Die Arzneimittelversorgung könnte so ein lukratives Geschäft sein, wenn man nur nicht so viel Zeit mit den Patienten vergeuden müsste. Die Otto Group hat eine Idee: Der Konzern bastelt den Webshop und druckt die Werbung. Die Apotheke übernimmt die Beratung und fährt die Arzneimittel aus; „After Sale Service“ heißt das pharmazeutische Kerngeschäft bei Otto. Dafür will man in Hamburg die Hälfte der Marge abhaben, Kundendaten fallen praktischerweise nebenbei ab.

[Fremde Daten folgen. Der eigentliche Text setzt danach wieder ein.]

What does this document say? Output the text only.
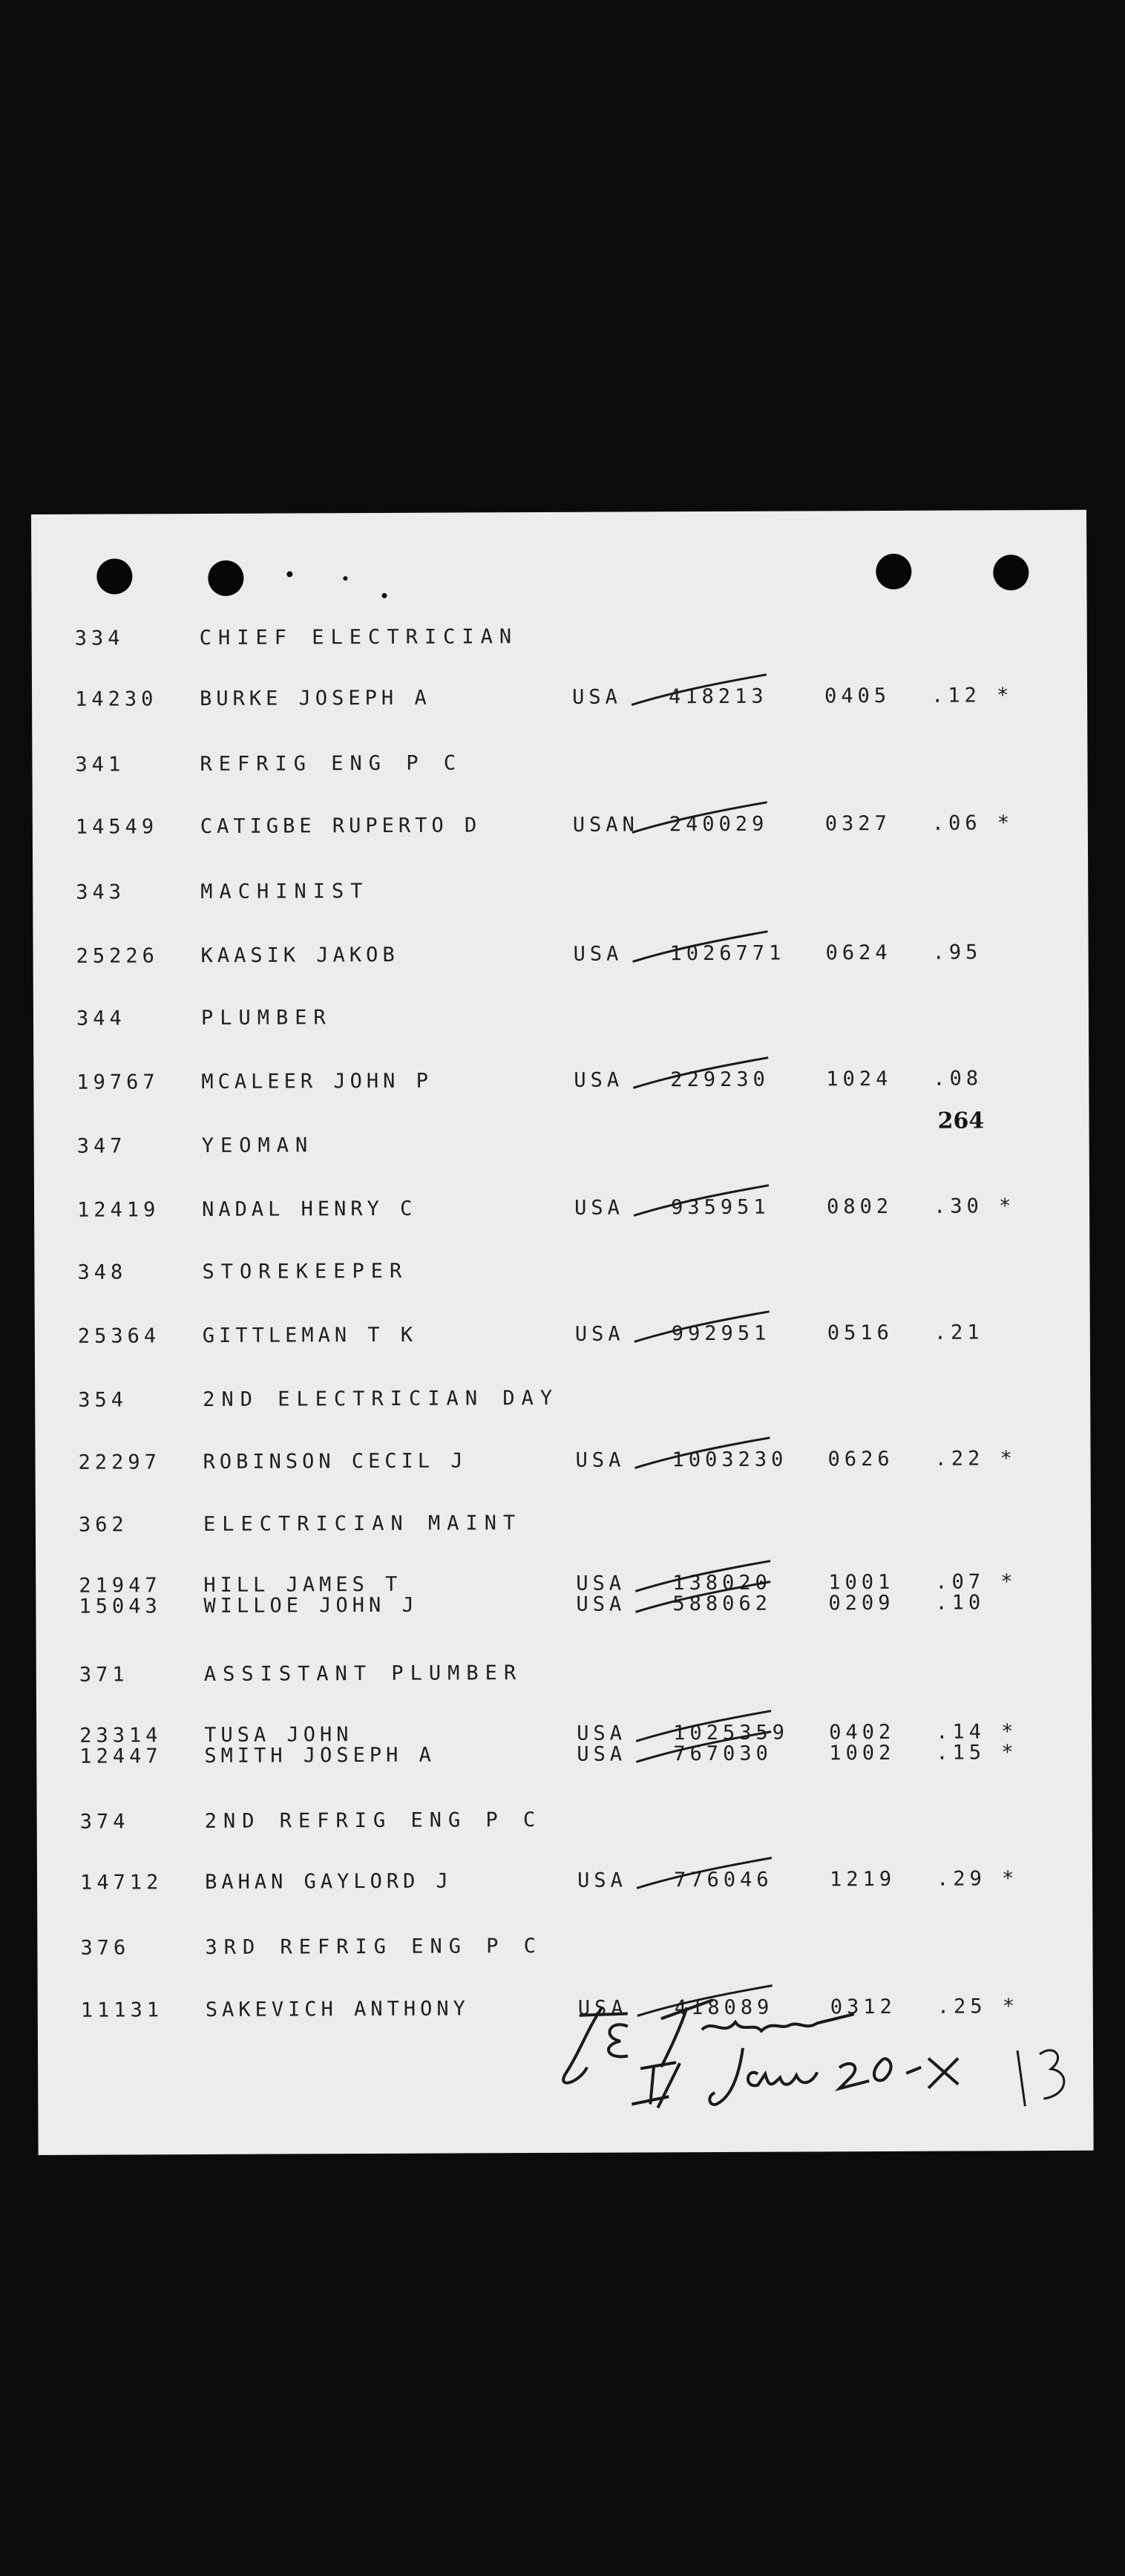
334	CHIEF ELECTRICIAN
14230 BURKE JOSEPH A	USA 418213	0405 .12 *
341	REFRIG ENG P C
14549 CATIGBE RUPERTO D	USAN 240029	0327 .06 *
343	MACHINIST
25226 KAASIK JAKOB	USA 1026771 0624 .95
344	PLUMBER
19767 MCALEER JOHN P	USA 229230	1024 .08
347	YEOMAN
12419 NADAL HENRY C	USA 935951	0802 .30 *
348	STOREKEEPER
25364 GITTLEMAN T K	USA 992951	0516 .21
354	2ND ELECTRICIAN DAY
22297 ROBINSON CECIL J	USA 1003230 0626 .22 *
362	ELECTRICIAN MAINT
21947 HILL JAMES T	USA 138020	1001 .07 *
15043 WILLOE JOHN J	USA 588062	0209 .10
371	ASSISTANT PLUMBER
23314 TUSA JOHN	USA 1025359 0402 .14 *
12447 SMITH JOSEPH A	USA 767030	1002 .15 *
374	2ND REFRIG ENG P C
14712 BAHAN GAYLORD J	USA 776046	1219 .29 *
376	3RD REFRIG ENG P C
11131 SAKEVICH ANTHONY	USA 418089	0312 .25 *
264
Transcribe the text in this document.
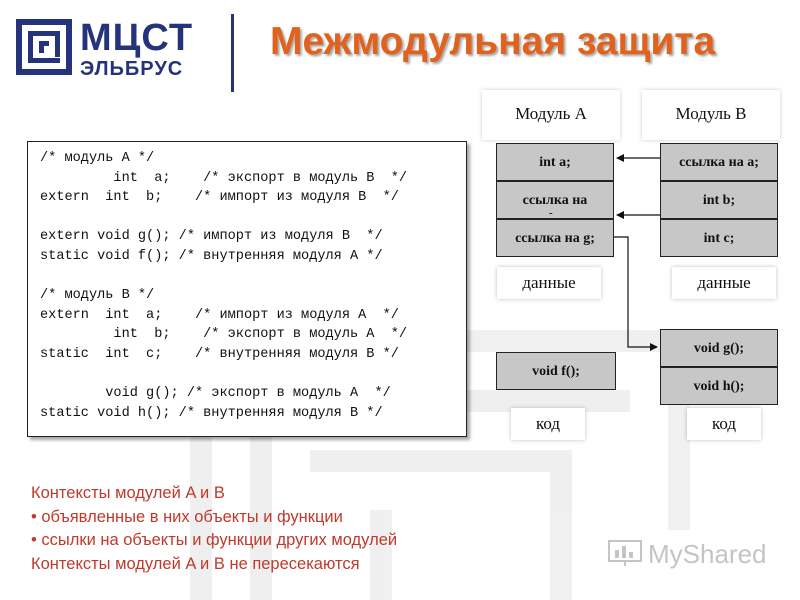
МЦСТ
ЭЛЬБРУС
Межмодульная защита
/* модуль A */
int  a;    /* экспорт в модуль B  */
extern  int  b;    /* импорт из модуля B  */

extern void g(); /* импорт из модуля B  */
static void f(); /* внутренняя модуля A */

/* модуль B */
extern  int  a;    /* импорт из модуля A  */
int  b;    /* экспорт в модуль A  */
static  int  c;    /* внутренняя модуля B */

void g(); /* экспорт в модуль A  */
static void h(); /* внутренняя модуля B */
Модуль А	Модуль В
int a;
ссылка на
-
ссылка на g;
ссылка на a;
int b;
int c;
данные	данные
void f();
void g();
void h();
код	код
Контексты модулей A и B
• объявленные в них объекты и функции
• ссылки на объекты и функции других модулей
Контексты модулей A и B не пересекаются	MyShared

Wie sich das für die Apotheken rechnen soll, ist bislang das Geheimnis des Versandhauses und seiner Geschäftsentwickler. Laut deren Konzept sollen die Apotheken den preisaggressiven Versandapotheken Paroli bieten können. Aber wie soll das funktionieren, wenn die Provision schon alle Erträge auffrisst? Ohnehin stellt sich die Frage, in welchen Umsatzdimensionen Otto träumt.
Wenn der Konzern mit dem Konzept an die Öffentlichkeit geht, wird es sich auch einer rechtlichen Überprüfung stellen müssen. Denn eine Institutionalisierung des Apotheken-Botendienstes ist in der Apothekenbetriebsordnung nicht vorgesehen - jedenfalls nicht in der aktuell gültigen Fassung.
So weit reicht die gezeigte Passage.